На краю площадки, в самой возвышенной точке, стоял сколоченный кем-то грубый крест, резко обозначившийся на фоне синего неба. Он был здесь совсем не к месту, корявый, перекошенный, неумолимый – воплощенная безвкусица, точно люди, втащившие его сюда, знали власть лишь одной думы и им безразлично было, подходит сюда крест или нет. С равным же успехом можно было бы установить в той уютной церквушке, где тогда молилась она, один из этих вот утесов.

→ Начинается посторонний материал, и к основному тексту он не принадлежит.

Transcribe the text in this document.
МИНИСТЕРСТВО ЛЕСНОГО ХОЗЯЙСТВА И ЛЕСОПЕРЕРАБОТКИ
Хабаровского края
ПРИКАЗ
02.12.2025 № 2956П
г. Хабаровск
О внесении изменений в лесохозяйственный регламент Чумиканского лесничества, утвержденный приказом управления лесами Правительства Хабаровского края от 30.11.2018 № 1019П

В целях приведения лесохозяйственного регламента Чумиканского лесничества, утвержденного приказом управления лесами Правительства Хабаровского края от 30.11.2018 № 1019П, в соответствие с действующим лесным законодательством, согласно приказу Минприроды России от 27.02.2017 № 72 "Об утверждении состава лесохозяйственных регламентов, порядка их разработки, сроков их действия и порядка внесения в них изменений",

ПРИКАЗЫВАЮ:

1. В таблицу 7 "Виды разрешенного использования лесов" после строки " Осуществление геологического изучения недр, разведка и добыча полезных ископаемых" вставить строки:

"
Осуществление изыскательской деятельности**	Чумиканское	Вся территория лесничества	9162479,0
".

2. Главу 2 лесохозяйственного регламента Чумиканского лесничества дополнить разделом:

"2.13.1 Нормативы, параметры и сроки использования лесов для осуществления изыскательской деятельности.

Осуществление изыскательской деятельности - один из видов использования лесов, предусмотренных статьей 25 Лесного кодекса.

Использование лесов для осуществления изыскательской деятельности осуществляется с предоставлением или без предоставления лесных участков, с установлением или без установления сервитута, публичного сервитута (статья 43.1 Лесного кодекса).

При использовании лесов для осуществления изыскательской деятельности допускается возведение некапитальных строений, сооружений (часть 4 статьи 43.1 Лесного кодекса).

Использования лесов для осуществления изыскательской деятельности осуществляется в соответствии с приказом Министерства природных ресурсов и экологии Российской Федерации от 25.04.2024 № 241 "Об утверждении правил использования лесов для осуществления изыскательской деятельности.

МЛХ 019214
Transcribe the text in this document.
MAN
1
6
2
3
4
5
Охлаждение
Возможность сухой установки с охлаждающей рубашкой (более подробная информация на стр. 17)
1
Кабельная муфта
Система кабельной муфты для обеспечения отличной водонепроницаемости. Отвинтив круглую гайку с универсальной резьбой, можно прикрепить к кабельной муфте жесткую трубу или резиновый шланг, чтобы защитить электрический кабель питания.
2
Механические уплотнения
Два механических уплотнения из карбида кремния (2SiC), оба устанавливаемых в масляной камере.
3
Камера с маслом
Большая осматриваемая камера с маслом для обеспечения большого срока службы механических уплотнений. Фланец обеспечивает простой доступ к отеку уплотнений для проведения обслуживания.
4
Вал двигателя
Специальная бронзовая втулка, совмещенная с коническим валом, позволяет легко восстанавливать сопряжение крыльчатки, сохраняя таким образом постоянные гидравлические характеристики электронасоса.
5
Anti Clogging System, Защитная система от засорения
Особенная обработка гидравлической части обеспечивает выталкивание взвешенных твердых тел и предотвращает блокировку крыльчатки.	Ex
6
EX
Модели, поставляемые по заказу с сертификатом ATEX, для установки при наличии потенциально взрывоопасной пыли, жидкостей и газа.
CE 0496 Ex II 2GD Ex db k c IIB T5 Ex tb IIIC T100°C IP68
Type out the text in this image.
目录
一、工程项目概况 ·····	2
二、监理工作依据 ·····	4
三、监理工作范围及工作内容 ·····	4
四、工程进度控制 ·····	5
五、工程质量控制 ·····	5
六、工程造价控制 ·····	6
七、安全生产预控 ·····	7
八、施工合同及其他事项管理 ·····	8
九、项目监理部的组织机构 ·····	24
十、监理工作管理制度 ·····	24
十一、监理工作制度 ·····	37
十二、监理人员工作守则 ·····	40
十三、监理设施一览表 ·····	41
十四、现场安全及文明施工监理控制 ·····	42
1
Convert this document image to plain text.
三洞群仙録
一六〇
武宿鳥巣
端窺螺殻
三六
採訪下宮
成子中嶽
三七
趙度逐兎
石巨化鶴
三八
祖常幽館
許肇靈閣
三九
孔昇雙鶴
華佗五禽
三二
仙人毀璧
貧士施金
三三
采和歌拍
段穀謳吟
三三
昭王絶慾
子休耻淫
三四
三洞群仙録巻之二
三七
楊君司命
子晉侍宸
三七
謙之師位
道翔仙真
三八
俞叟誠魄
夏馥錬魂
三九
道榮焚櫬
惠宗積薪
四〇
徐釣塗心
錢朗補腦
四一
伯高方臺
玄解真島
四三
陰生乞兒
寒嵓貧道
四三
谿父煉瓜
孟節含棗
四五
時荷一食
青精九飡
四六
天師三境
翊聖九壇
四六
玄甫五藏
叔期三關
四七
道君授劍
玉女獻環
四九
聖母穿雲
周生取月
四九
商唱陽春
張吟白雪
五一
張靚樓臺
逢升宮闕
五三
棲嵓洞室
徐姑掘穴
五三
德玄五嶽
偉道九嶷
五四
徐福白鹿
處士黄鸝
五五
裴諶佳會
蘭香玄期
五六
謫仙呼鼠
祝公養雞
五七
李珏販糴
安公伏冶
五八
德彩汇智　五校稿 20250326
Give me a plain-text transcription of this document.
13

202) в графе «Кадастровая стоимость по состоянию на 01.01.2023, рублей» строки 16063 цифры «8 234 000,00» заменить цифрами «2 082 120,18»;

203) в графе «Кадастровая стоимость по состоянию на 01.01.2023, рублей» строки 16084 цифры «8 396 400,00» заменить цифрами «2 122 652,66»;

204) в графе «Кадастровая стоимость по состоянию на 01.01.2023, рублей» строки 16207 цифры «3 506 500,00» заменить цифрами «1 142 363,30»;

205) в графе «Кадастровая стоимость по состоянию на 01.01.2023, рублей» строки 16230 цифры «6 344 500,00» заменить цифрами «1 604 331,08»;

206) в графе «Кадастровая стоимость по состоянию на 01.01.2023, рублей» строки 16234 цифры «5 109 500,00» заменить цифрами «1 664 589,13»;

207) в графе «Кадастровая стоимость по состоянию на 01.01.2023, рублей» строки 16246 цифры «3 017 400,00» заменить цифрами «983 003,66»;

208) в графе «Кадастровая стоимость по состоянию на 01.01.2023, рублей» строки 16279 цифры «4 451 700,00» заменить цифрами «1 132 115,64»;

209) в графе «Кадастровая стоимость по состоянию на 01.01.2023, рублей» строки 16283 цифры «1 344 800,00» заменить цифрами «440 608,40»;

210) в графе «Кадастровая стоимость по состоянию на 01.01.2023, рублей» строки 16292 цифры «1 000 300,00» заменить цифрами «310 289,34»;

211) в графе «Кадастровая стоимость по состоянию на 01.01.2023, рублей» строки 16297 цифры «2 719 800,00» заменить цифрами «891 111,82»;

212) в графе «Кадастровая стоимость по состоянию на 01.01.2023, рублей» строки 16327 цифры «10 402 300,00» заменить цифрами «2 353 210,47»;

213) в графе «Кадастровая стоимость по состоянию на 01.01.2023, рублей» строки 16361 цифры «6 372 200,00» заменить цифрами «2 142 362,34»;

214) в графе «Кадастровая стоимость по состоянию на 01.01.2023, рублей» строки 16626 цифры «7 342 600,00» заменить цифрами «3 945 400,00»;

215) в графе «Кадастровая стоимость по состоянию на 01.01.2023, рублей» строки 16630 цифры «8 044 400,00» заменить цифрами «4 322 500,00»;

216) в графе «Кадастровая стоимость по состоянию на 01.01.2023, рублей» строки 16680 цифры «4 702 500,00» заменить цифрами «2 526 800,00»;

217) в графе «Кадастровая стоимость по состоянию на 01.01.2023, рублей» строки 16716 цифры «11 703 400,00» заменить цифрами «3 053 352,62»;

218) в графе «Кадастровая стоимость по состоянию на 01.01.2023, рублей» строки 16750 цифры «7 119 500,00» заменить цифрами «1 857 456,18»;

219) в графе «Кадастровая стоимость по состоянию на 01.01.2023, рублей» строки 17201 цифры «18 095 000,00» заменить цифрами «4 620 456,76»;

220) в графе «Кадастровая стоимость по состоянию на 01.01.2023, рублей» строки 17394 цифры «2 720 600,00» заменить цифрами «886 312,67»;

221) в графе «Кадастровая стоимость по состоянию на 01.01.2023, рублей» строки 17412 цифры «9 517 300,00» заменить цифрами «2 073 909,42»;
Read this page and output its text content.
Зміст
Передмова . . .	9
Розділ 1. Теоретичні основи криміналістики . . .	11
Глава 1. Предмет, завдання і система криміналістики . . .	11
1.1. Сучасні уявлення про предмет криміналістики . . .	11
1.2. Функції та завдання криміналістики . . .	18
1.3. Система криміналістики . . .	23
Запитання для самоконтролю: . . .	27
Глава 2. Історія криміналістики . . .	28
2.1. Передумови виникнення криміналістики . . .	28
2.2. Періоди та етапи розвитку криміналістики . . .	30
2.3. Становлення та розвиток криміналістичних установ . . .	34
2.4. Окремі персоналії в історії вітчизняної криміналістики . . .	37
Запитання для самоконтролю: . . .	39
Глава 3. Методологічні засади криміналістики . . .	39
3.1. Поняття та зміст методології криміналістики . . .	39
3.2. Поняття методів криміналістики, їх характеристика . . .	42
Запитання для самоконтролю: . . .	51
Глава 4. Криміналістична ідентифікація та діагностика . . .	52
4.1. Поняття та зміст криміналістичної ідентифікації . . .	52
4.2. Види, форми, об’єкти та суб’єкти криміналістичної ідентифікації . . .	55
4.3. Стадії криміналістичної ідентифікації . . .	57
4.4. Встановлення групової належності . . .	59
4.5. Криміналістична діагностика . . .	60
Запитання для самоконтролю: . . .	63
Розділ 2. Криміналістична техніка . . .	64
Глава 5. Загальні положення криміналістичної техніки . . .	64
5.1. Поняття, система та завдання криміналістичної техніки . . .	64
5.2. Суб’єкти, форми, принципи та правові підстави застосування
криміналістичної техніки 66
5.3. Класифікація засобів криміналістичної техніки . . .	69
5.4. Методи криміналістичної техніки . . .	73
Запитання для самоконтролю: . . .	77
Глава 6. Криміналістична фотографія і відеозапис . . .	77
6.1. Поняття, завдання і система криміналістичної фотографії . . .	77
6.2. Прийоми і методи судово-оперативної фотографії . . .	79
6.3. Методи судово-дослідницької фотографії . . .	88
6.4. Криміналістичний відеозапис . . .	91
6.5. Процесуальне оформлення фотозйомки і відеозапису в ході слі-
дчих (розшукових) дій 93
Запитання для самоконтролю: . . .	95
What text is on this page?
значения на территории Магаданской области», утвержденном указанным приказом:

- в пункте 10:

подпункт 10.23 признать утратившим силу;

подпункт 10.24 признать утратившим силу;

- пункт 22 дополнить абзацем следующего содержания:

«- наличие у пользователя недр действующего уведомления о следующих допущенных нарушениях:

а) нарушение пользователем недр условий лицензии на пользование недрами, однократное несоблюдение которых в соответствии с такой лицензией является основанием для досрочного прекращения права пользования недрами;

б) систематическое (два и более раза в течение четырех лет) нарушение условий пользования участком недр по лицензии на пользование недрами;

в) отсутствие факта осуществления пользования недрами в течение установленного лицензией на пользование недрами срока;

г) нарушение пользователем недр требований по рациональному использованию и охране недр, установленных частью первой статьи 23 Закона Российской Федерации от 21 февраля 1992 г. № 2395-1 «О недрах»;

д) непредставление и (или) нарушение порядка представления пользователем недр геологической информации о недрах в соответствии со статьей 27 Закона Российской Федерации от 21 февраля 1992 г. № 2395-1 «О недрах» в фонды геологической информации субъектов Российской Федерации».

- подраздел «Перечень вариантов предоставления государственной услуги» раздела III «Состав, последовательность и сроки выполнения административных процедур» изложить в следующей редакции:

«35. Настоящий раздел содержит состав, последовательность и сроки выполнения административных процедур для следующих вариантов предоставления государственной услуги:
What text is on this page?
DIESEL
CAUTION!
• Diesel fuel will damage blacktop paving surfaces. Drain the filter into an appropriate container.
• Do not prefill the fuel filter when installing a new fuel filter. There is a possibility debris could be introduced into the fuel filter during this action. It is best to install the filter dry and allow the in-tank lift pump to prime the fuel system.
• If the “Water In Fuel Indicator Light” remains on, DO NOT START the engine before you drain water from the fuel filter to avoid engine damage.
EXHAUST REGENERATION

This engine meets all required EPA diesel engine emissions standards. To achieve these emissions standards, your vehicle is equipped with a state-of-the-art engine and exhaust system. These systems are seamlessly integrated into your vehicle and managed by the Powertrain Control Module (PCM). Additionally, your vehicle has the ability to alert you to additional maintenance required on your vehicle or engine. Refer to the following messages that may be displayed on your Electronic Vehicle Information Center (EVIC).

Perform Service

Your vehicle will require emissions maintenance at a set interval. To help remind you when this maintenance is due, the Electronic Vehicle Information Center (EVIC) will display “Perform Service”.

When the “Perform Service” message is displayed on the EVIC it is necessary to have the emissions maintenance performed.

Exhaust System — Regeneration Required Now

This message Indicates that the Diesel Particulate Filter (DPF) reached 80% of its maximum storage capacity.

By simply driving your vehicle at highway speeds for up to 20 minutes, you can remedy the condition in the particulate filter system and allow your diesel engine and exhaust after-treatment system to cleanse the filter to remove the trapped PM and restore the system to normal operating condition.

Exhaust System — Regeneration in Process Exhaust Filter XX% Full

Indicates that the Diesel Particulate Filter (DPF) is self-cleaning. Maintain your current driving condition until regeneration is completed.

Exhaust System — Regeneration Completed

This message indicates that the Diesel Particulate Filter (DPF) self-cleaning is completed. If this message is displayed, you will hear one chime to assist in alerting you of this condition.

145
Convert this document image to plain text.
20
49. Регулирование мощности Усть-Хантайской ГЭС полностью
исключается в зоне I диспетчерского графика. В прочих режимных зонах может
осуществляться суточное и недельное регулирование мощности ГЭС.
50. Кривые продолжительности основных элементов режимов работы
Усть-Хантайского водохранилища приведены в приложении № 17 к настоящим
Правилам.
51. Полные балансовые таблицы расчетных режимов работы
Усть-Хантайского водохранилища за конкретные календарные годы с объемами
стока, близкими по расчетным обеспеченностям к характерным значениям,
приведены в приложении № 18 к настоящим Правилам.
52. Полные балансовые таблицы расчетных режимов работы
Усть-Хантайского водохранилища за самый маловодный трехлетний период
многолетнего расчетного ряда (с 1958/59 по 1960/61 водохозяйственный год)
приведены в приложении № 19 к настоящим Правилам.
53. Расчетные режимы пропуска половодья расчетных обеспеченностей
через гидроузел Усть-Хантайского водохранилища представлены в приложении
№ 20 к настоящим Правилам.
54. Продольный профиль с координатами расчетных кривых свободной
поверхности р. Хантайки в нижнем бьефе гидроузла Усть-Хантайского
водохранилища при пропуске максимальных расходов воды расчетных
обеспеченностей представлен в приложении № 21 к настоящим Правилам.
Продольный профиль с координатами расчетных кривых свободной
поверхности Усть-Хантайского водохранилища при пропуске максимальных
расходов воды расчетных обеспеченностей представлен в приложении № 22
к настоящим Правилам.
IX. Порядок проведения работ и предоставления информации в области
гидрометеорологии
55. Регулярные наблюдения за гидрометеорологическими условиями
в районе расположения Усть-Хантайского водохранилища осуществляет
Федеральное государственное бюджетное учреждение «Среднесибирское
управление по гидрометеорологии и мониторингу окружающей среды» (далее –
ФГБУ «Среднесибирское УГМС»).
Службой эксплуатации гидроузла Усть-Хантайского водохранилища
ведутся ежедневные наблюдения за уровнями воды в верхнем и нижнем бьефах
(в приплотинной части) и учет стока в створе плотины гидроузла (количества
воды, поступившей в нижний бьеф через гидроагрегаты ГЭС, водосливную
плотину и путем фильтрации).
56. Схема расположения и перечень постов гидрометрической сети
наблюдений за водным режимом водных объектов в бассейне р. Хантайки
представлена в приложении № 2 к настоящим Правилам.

Очнулся он от звона колокольцев, шороха и сопения: возле него стоял большой серый козел и обнюхивал его волосы; скоро вслед за вожаком вокруг столпилось все стадо, с важным любопытством уставив на него продолговатые зрачки странных желтых глаз, потряхивая хвостами и забавными бородками. Какие славные создания и доброжелательные. Вот хорошо бы вылепить их! Он лежал недвижимо (переняв от своего опекуна, страстного рыболова, это необходимое для знакомства со всякой живой тварью искусство) даже тогда, когда вожак надумал отведать, каков его затылок на вкус. Приятно было почувствовать, как прошелся по коже длинный шершавый язык, от этого в душе пробудилось какое-то странное братское чувство. Он с трудом удержался, чтобы не погладить козлиный нос. Ну вот, а теперь каждой понадобилось лизнуть его затылок; но иные из коз оказались чересчур робкими, и прикосновение их языка не царапало, а только щекотало, и он рассмеялся. При этих загадочных звуках козы отпрянули и снова уставились на него из отдаления. Он думал сначала, что за ними никто не смотрит, но потом в стороне заметил пастуха – молодой парень, примерно его ровесник, неподвижно, точно изваяние, сидел в тени под скалой. Как тоскливо ему, должно быть, проводить здесь целые дни! Он, наверно, разговаривает с козами. Вид у него такой, что вполне на это похоже. Посидишь тут наверху, так странные мысли заведутся, узнаешь близко все эти скалы, и облака, и зверей, и птиц, будешь понимать, что они думают, чего хотят. Пастух издал какой-то особенный свист, и с козами что-то случилось, – что именно, Леннан затруднился бы сказать, – словно бы они ответили ему: «Мы здесь!» Потом пастух вышел из-под скалы, подошел к краю площадки, и две козочки, щипавшие там траву, стали тереться об его ноги и тыкаться носами ему в ладони. Красиво они выглядели втроем на фоне неба…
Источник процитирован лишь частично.